One of the most vital advances for modern American combat soldiers can be summed up in two words: body armor.
Troops in past wars were far more vulnerable to bullets and shrapnel than those who are fighting today in Iraq, many of whom have survived only because of this vital protection. Tremendous improvements in emergency medicine over the last half-century also now save many wounded combatants who would have died in earlier conflicts. Still, the best way to survive any war is to not be struck by any projectile that can penetrate human flesh.
But if body armor represents a blessing in this war, it also represents a failure. The Pentagon, failing to anticipate the violence that swept Iraq following the fall of Saddam Hussein, lacked enough modern bullet proof vests for everyone serving there. It also lagged in gearing up production of armored vehicles – leaving many soldiers in trucks that were painfully vulnerable to mines and roadside bombs. A lot of men and women in uniform decided they had no choice but to buy their own flak jackets and install makeshift armor on unclad vehicles.
So on this subject, the Defense Department doesn’t enjoy complete credibility with those in the ranks.
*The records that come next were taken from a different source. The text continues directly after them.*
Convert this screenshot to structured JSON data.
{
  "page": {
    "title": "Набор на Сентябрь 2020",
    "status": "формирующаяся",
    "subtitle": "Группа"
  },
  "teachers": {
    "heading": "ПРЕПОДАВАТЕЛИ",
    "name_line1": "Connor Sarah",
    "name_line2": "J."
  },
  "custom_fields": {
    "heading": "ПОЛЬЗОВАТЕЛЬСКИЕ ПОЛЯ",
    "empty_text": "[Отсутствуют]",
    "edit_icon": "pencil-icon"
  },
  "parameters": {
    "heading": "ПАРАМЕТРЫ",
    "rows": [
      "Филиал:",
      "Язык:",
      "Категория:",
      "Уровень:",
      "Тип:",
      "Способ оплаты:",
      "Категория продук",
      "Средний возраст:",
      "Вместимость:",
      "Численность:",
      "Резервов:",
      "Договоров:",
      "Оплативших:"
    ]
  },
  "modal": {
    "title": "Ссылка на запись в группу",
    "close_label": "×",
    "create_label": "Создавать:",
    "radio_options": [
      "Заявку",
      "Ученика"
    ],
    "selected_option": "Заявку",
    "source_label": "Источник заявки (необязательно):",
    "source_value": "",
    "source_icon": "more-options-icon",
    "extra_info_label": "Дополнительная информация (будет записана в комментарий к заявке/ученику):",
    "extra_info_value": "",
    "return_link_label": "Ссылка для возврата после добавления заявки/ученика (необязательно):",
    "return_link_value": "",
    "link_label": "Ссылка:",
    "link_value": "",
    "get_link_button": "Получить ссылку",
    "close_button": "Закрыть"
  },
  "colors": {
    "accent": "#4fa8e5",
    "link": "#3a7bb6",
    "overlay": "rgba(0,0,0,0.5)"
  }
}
That may explain why the Army has felt compelled to put out a directive banning the use of any protective equipment it hasn’t issued. Said Col. Thomas Spoehr, Army director of materiel, “We’re very concerned that people are spending their hard-earned money on something that doesn’t provide the level of protection that the Army requires people to wear. So they’re, frankly, wasting their money on substandard stuff.”
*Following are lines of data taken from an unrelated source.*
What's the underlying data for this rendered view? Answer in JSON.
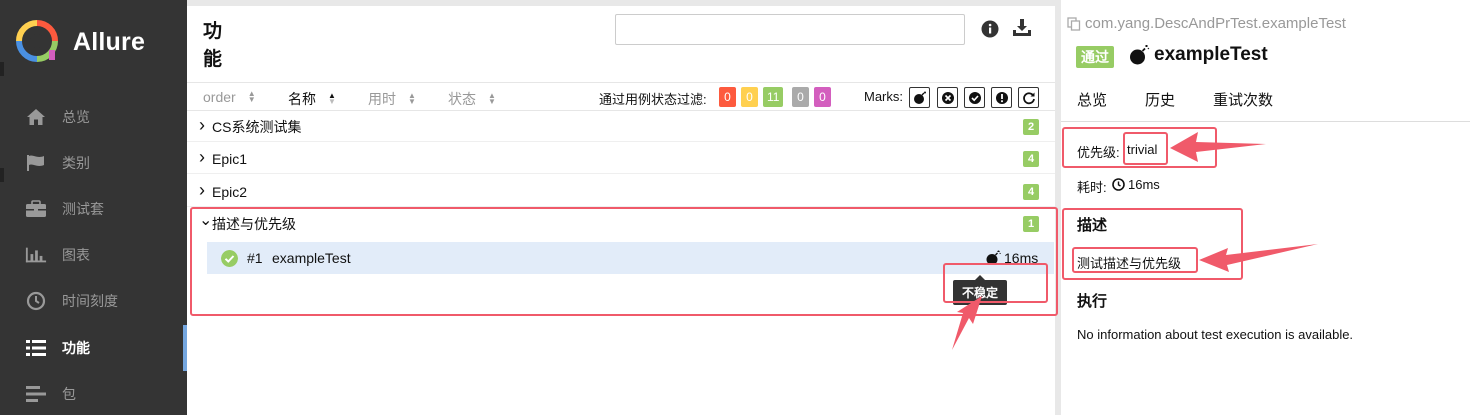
{
  "app": {
    "brand": "Allure"
  },
  "sidebar": {
    "items": [
      {
        "label": "总览",
        "icon": "home-icon"
      },
      {
        "label": "类别",
        "icon": "flag-icon"
      },
      {
        "label": "测试套",
        "icon": "briefcase-icon"
      },
      {
        "label": "图表",
        "icon": "bar-chart-icon"
      },
      {
        "label": "时间刻度",
        "icon": "clock-icon"
      },
      {
        "label": "功能",
        "icon": "list-icon",
        "active": true
      },
      {
        "label": "包",
        "icon": "align-left-icon"
      }
    ]
  },
  "main": {
    "title": "功能",
    "search": {
      "value": "",
      "placeholder": ""
    },
    "columns": {
      "order": "order",
      "name": "名称",
      "duration": "用时",
      "status": "状态"
    },
    "filter_label": "通过用例状态过滤:",
    "status_counts": [
      {
        "value": "0",
        "color": "#fd5a3e"
      },
      {
        "value": "0",
        "color": "#ffd050"
      },
      {
        "value": "11",
        "color": "#97cc64"
      },
      {
        "value": "0",
        "color": "#aaaaaa"
      },
      {
        "value": "0",
        "color": "#d35ebe"
      }
    ],
    "marks_label": "Marks:",
    "marks": [
      "bomb-icon",
      "times-circle-icon",
      "check-circle-icon",
      "exclamation-circle-icon",
      "refresh-icon"
    ],
    "groups": [
      {
        "chevron": ">",
        "label": "CS系统测试集",
        "count": "2"
      },
      {
        "chevron": ">",
        "label": "Epic1",
        "count": "4"
      },
      {
        "chevron": ">",
        "label": "Epic2",
        "count": "4"
      },
      {
        "chevron": "v",
        "label": "描述与优先级",
        "count": "1"
      }
    ],
    "test": {
      "number": "#1",
      "name": "exampleTest",
      "duration": "16ms",
      "tooltip": "不稳定"
    }
  },
  "detail": {
    "path": "com.yang.DescAndPrTest.exampleTest",
    "status": "通过",
    "title": "exampleTest",
    "tabs": [
      "总览",
      "历史",
      "重试次数"
    ],
    "priority_label": "优先级:",
    "priority_value": "trivial",
    "duration_label": "耗时:",
    "duration_value": "16ms",
    "description_heading": "描述",
    "description_text": "测试描述与优先级",
    "execution_heading": "执行",
    "execution_text": "No information about test execution is available."
  },
  "colors": {
    "annotation": "#f05a6a",
    "sidebar_bg": "#343434",
    "passed": "#97cc64",
    "selected_row": "#e2ecf9"
  }
}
But if the Army is issuing better equipment, why would men and women in the field go to the trouble of procuring their own?
For a long time, it was because the military simply didn’t have enough to go around. After that problem was solved, another emerged. In January, The New York Times revealed a secret Pentagon study that concluded that 80 percent of the Marines who died from torso wounds in Iraq might have survived had their protective vests been equipped with plates to shield their shoulders and the sides of their upper bodies. The study didn’t count all the Army lives that might have been saved.
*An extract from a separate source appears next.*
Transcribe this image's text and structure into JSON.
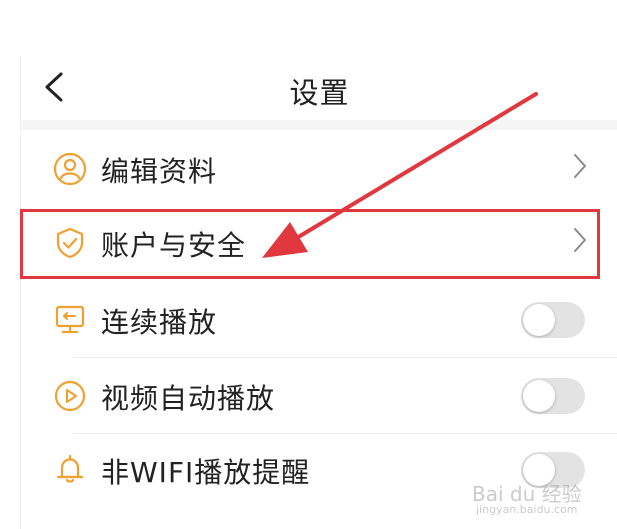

It was not until the Times story appeared that the Army decided to spend the extra money – about $450 per soldier – to furnish state-of-the-art protection to everyone who needs it. The new hard armor plates are supposed to be delivered over the next year to personnel in Iraq and Afghanistan.
This equipment is not an unmixed blessing: Some Marines who have gotten the extra armor have chosen not to use it, because it adds weight and hampers mobility. But the Army has decided the trade-off is attractive enough to justify procuring 230,000 sets. So it’s not surprising that soldiers still waiting for delivery from the government might want to get it elsewhere; better today than tomorrow.
Rather than bar soldiers from buying body armor from private companies, the military could provide guidance on which gear is reliable and which is not. Better yet, it could supply all personnel with what it thinks they should have.
Until then, the Pentagon shouldn’t get in the way of soldiers who think they need more protective gear than what they’ve been given.